The global economy is poised for a slowdown as persistent policy uncertainty and rising trade barriers hinder demand. According to the latest OECD Interim Economic Outlook, growth is expected to decrease from 3.3% in 2024 to 3.2% in 2025 and further to 2.9% in 2026. This decline is attributed to the depletion of early stockpiles of goods and the ongoing impact of tariffs, which are adversely affecting investment and trade.
The projected economic growth for the United States is concerning, with GDP expected to fall to 1.8% in 2025 and 1.5% in 2026. In the euro area, growth is anticipated to be 1.2% in 2025 and 1.0% in 2026. Meanwhile, China’s economic expansion is forecasted to ease to 4.9% in 2025 and 4.4% in 2026.
Inflation Trends and Economic Resilience
Despite the anticipated slowdown, inflation is projected to decline across most G20 economies as economic growth moderates and labor market pressures ease. Headline inflation is expected to decrease from 3.4% in 2025 to 2.9% in 2026. Core inflation in advanced G20 economies is likely to remain stable, with estimates of 2.6% in 2025 and 2.5% in 2026.
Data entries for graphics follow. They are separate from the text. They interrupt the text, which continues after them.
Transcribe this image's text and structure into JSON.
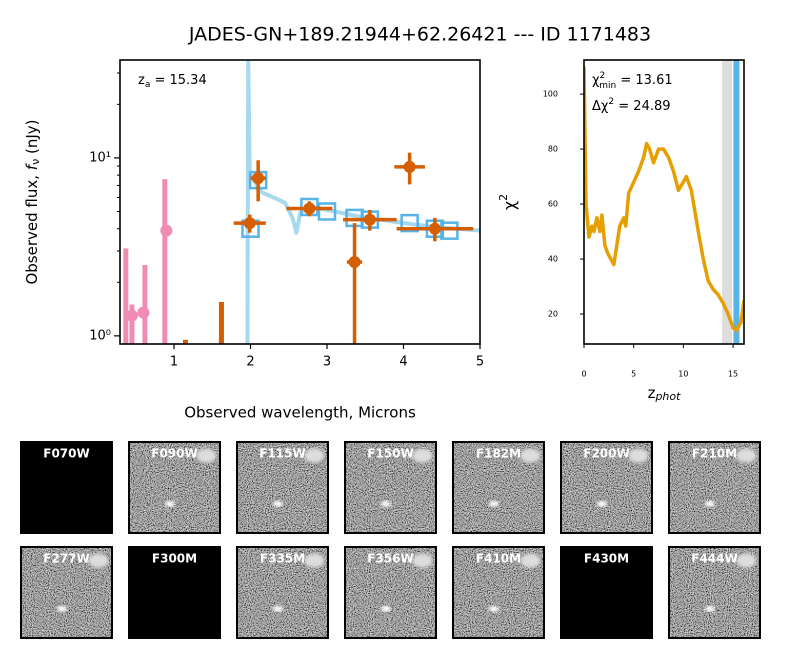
{
  "title": "JADES-GN+189.21944+62.26421 --- ID 1171483",
  "chart_data": [
    {
      "type": "sed",
      "annotation": [
        "z",
        "a",
        " = 15.34"
      ],
      "xlabel": "Observed wavelength, Microns",
      "ylabel": [
        "Observed flux, ",
        "f",
        "ν",
        " (nJy)"
      ],
      "xlim": [
        0.294,
        5
      ],
      "xticks": [
        1,
        2,
        3,
        4,
        5
      ],
      "ylim": [
        0.9,
        35.5
      ],
      "log_y": true,
      "yticks": [
        {
          "value": 1,
          "label": "10⁰"
        },
        {
          "value": 10,
          "label": "10¹"
        }
      ],
      "yminor_ticks": [
        2,
        3,
        4,
        5,
        6,
        7,
        8,
        9,
        20,
        30
      ],
      "series": [
        {
          "kind": "line",
          "color": "#a6d8f0",
          "x": [
            1.96,
            1.97,
            1.99,
            2.05,
            2.15,
            2.3,
            2.45,
            2.55,
            2.6,
            2.65,
            2.75,
            2.9,
            3.1,
            3.4,
            3.7,
            4.0,
            4.4,
            5.0
          ],
          "values": [
            0.9,
            35.5,
            8.2,
            7.4,
            6.4,
            6.0,
            5.6,
            4.6,
            3.8,
            4.9,
            5.4,
            5.2,
            5.0,
            4.7,
            4.5,
            4.3,
            4.1,
            3.9
          ]
        },
        {
          "kind": "bar",
          "color": "#f08cb4",
          "x": [
            0.37,
            0.45,
            0.62,
            0.88
          ],
          "values": [
            3.1,
            1.5,
            2.5,
            7.6
          ]
        },
        {
          "kind": "point",
          "color": "#f08cb4",
          "x": [
            0.45,
            0.6,
            0.9
          ],
          "values": [
            1.3,
            1.35,
            3.9
          ]
        },
        {
          "kind": "bar",
          "color": "#d55e00",
          "x": [
            1.15,
            1.62
          ],
          "values": [
            0.95,
            1.55
          ]
        },
        {
          "kind": "square",
          "color": "#56b4e9",
          "x": [
            2.0,
            2.1,
            2.77,
            3.0,
            3.36,
            3.56,
            4.08,
            4.41,
            4.6
          ],
          "values": [
            4.0,
            7.5,
            5.3,
            5.0,
            4.6,
            4.5,
            4.3,
            4.0,
            3.9
          ]
        },
        {
          "kind": "errorbar",
          "color": "#d55e00",
          "x": [
            1.99,
            2.1,
            2.77,
            3.36,
            3.56,
            4.08,
            4.41
          ],
          "values": [
            4.3,
            7.7,
            5.2,
            2.6,
            4.5,
            8.9,
            4.0
          ],
          "xerr": [
            0.21,
            0.1,
            0.3,
            0.1,
            0.35,
            0.2,
            0.5
          ],
          "yerr": [
            0.5,
            2.0,
            0.5,
            1.7,
            0.6,
            1.8,
            0.6
          ]
        }
      ]
    },
    {
      "type": "line",
      "annotations": [
        [
          "χ",
          "2",
          "min",
          " = 13.61"
        ],
        [
          "Δχ",
          "2",
          " = 24.89"
        ]
      ],
      "xlabel": [
        "z",
        "phot"
      ],
      "ylabel": [
        "χ",
        "2"
      ],
      "xlim": [
        0,
        16.1
      ],
      "xticks": [
        0,
        5,
        10,
        15
      ],
      "ylim": [
        9.1,
        112.4
      ],
      "yticks": [
        20,
        40,
        60,
        80,
        100
      ],
      "band": [
        13.9,
        14.9
      ],
      "band_color": "#dddddd",
      "z_best": 15.34,
      "z_best_color": "#56b4e9",
      "color": "#e69f00",
      "x": [
        0,
        0.2,
        0.5,
        0.8,
        1.0,
        1.3,
        1.6,
        1.8,
        2.1,
        2.4,
        2.7,
        3.0,
        3.3,
        3.6,
        4.0,
        4.2,
        4.5,
        5.0,
        5.5,
        6.0,
        6.3,
        6.6,
        7.0,
        7.5,
        8.0,
        8.5,
        9.0,
        9.5,
        10.0,
        10.3,
        10.8,
        11.5,
        12.0,
        12.5,
        13.0,
        13.5,
        14.0,
        14.5,
        15.0,
        15.34,
        15.8,
        16.1
      ],
      "values": [
        110,
        60,
        48,
        52,
        50,
        55,
        50,
        56,
        45,
        42,
        40,
        38,
        45,
        52,
        55,
        52,
        64,
        68,
        72,
        77,
        82,
        80,
        75,
        80,
        80,
        77,
        72,
        65,
        68,
        70,
        65,
        50,
        40,
        32,
        29,
        27,
        24,
        20,
        15,
        14,
        17,
        25
      ]
    }
  ],
  "cutouts": [
    {
      "filter": "F070W",
      "has_data": false
    },
    {
      "filter": "F090W",
      "has_data": true
    },
    {
      "filter": "F115W",
      "has_data": true
    },
    {
      "filter": "F150W",
      "has_data": true
    },
    {
      "filter": "F182M",
      "has_data": true
    },
    {
      "filter": "F200W",
      "has_data": true
    },
    {
      "filter": "F210M",
      "has_data": true
    },
    {
      "filter": "F277W",
      "has_data": true
    },
    {
      "filter": "F300M",
      "has_data": false
    },
    {
      "filter": "F335M",
      "has_data": true
    },
    {
      "filter": "F356W",
      "has_data": true
    },
    {
      "filter": "F410M",
      "has_data": true
    },
    {
      "filter": "F430M",
      "has_data": false
    },
    {
      "filter": "F444W",
      "has_data": true
    }
  ]
}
OECD Secretary-General Mathias Cormann commented on the current state of the global economy, stating, “The global economy has remained resilient, but the full effects of higher tariffs and policy uncertainty have yet to be felt. Global economic growth is projected to slow, and significant risks remain, as well as concerns about fiscal sustainability and financial stability.” He emphasized the importance of resolving trade tensions to enhance economic growth prospects.
Recommendations for Governments and Central Banks
To navigate these challenges, Cormann urged governments to engage in productive dialogue to improve international trading arrangements. He highlighted the necessity of preserving the advantages of open markets and rules-based global trade.
Central banks are advised to remain vigilant and respond promptly to any shifts that might affect price stability. Provided that inflation expectations stay anchored, monetary policy rate reductions should be pursued in economies where inflation is forecasted to fall towards central bank targets.
As budgetary pressures and public debt rise, fiscal discipline will be essential for governments aiming to maintain debt sustainability. Establishing credible medium-term adjustment paths that focus on managing and reallocating spending, as well as optimizing revenues, is crucial for stabilizing debt burdens.
OECD Chief Economist Álvaro Santos Pereira noted, “Stronger structural reform efforts will be key to durably improve living standards and realize the potential gains from new technologies such as artificial intelligence.”
In summary, while the global economy demonstrated resilience in the first half of 2025, significant challenges lie ahead. The interplay of trade policies, inflation trends, and fiscal strategies will determine the future economic landscape.